I agree about that positive suggestion and it is good to have a reminder of the heritage of the Christian left. It's simply that I think Jim Wallis (Sojourners) in the States is modelling a much better way of deconstructing the assumption that Christianity=rightwing politics, one that is not afraid to speak out but remains generous in approach (and thus vulnerable to criticism from both right and left).

Timothy Wright

Won't happen here. As for Jim Wallis, he is only upset that his brand of Jesus is the one without any political clout. If he had the ability to mobilise the vote the way the Right do, he would so happy and looking down on the Right Wingers.

Tim

rivertribemike

Let's not throw the baby out with the bathwater! Yes, the article is a little insensitive to Anglicans, but personally I'm encouraged by it. We are still very much in era where the term, "Christian Left" is regarded as an oxymoron and where the fundamentalists in this country (Australia), by de-emphasising their theology and doing some clever marketing, are franchising their mega-churches world-wide, eg, CCC and Hillsong, whose style, ironically, is being called "emergent". I've had enough of a state of play where "personal development" and "wealth building for Jesus" are whipping any real concern for the poor...

example 1: read this article i found at tallskinnykiwi that really captures this ethos for me: http://www.ajc.com/search/content/auto/epaper/editions/saturday/gwinnett_24b3fdd38290220810c1.html

example 2: The abstinence campaign of the Christian Right in the US and spearheaded by Aussie Christian singer Rebecca St.
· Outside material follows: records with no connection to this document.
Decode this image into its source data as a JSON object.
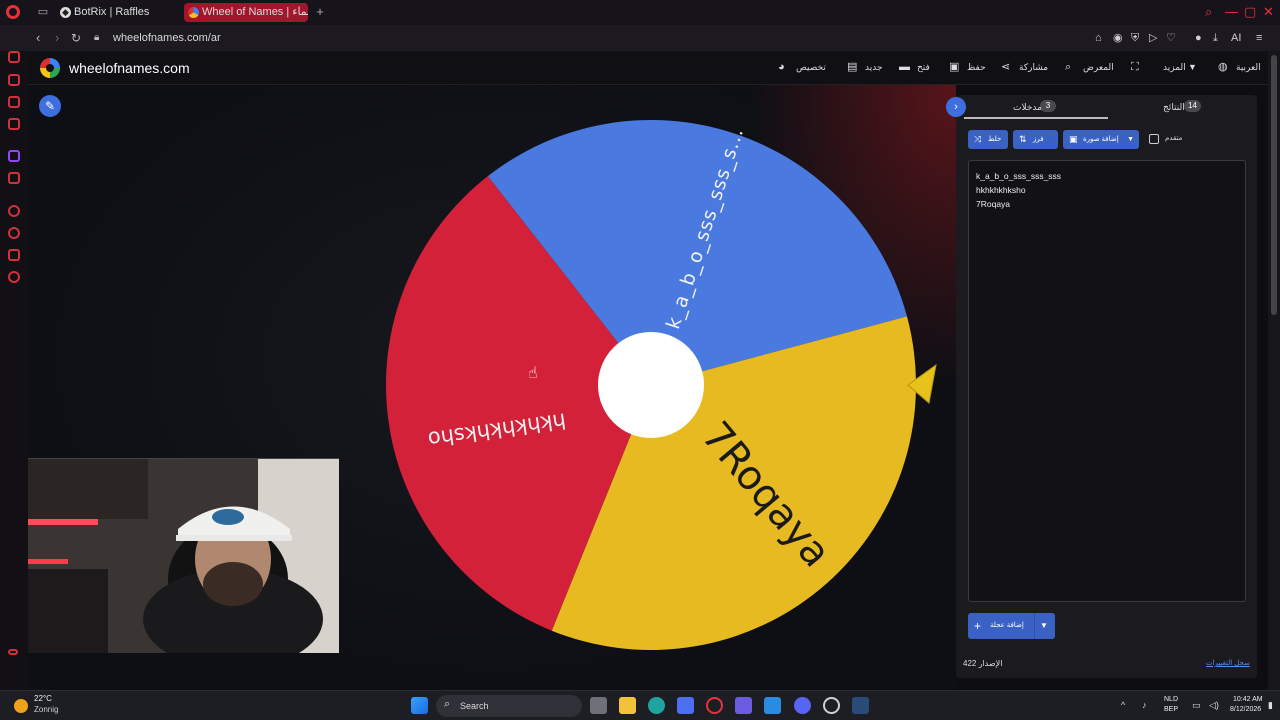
{
  "browser": {
    "tabs": [
      {
        "label": "BotRix | Raffles",
        "active": false
      },
      {
        "label": "Wheel of Names | عجلة الأسماء",
        "active": true
      }
    ],
    "new_tab": "+",
    "url": "wheelofnames.com/ar",
    "toolbar_ai": "AI",
    "icons": [
      "opera-logo",
      "workspaces-icon",
      "search-icon",
      "minimize-icon",
      "maximize-icon",
      "close-icon",
      "back-icon",
      "forward-icon",
      "reload-icon",
      "lock-icon",
      "heart-icon",
      "download-icon",
      "menu-icon"
    ]
  },
  "site": {
    "title": "wheelofnames.com",
    "menu": [
      {
        "label": "تخصيص",
        "icon": "palette-icon"
      },
      {
        "label": "جديد",
        "icon": "new-file-icon"
      },
      {
        "label": "فتح",
        "icon": "folder-icon"
      },
      {
        "label": "حفظ",
        "icon": "save-icon"
      },
      {
        "label": "مشاركة",
        "icon": "share-icon"
      },
      {
        "label": "المعرض",
        "icon": "search-icon"
      },
      {
        "label": "",
        "icon": "fullscreen-icon"
      },
      {
        "label": "المزيد",
        "icon": "caret-down-icon"
      },
      {
        "label": "العربية",
        "icon": "globe-icon"
      }
    ]
  },
  "wheel": {
    "segments": [
      {
        "label": "k_a_b_o_sss_sss_s...",
        "color": "#4a79e0"
      },
      {
        "label": "7Roqaya",
        "color": "#e8ba22"
      },
      {
        "label": "hkhkhkhksho",
        "color": "#d3213a"
      }
    ],
    "pointer_color": "#e6c21a"
  },
  "panel": {
    "tabs": [
      {
        "label": "مدخلات",
        "count": "3",
        "active": true
      },
      {
        "label": "النتائج",
        "count": "14",
        "active": false
      }
    ],
    "buttons": {
      "shuffle": "خلط",
      "sort": "فرز",
      "add_image": "إضافة صورة"
    },
    "advanced_label": "متقدم",
    "entries": [
      "k_a_b_o_sss_sss_sss",
      "hkhkhkhksho",
      "7Roqaya"
    ],
    "add_wheel": "إضافة عجلة",
    "version_label": "الإصدار",
    "version_number": "422",
    "changelog": "سجل التغييرات"
  },
  "taskbar": {
    "temperature": "22°C",
    "weather": "Zonnig",
    "search_label": "Search",
    "lang_line1": "NLD",
    "lang_line2": "BEP",
    "time": "10:42 AM",
    "date": "8/12/2026"
  },
  "colors": {
    "accent": "#3d6fe0",
    "opera_red": "#e5323c"
  }
}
James, through the publishing of books on the issue and facilitating the formation of girls' abstinence focus groups nationwide has now seen this program become Federal Government policy. (RSJ has participated with the Whitehouse in formulating it's abstinence policy) This policy has been seized upon by Bush and used to cut billions from funding of Aids relief organisations who do not promote abstinence alone as means of avoiding HIV/AIDS, a move descibed as "lunacy" by AIDS organisations in a recent isssue of The Economist, and one which will put at risk the lives of millions of people, largely located in developing nations. The christian left needs to raise it's voice here and begin to stand with the poor.
It may mean that we don't just target our politicians, but also those on the Christian Right who promote these ideas. If you want to express your concern over this, (or over her outspoken support for the invasion of Iraq) here's the email address for Rebecca's manager: brian@rsjames.com or management@rsjames.com
I didn't get a response and i have toured with Rebecca, (we watched the first bombs fall on Iraq from a tornado shelter in Alabama whilst on tour with her) but if enough people write...

Sorry to get "linky", i hope you don't mind.
Thanks Jonny for alerting me to Make Poverty History- rivertribe's largely secular audience will be hearing about this very soon.

Fernando Gros

Well my initial thoughts also went towards Jim Wallis. His recent book tries to guide a course of "moral reawakening" for a religious left, but really it is just an updated version of the arguments he pushed in the Soul of Politics.

What I felt extremely uncomfortable about in the Guardian article was the way it bought into the american polar view of politics (either right or left). It would be very unhelpful for people in the UK (or Australia) to buy into this. A commitment to a "left" agenda on quality of life and poverty does not automatically mean a commitment to a left agenda on other issues. It's also worth remembering the way the Bush agenda in the US has coralled those who want a conservative social agenda into also voting for a radical economic agenda as well.

Where I suspect politics ceases to representitive of a Christian position on both the right and the left, is when it insists on the this kind of "either/or" duality.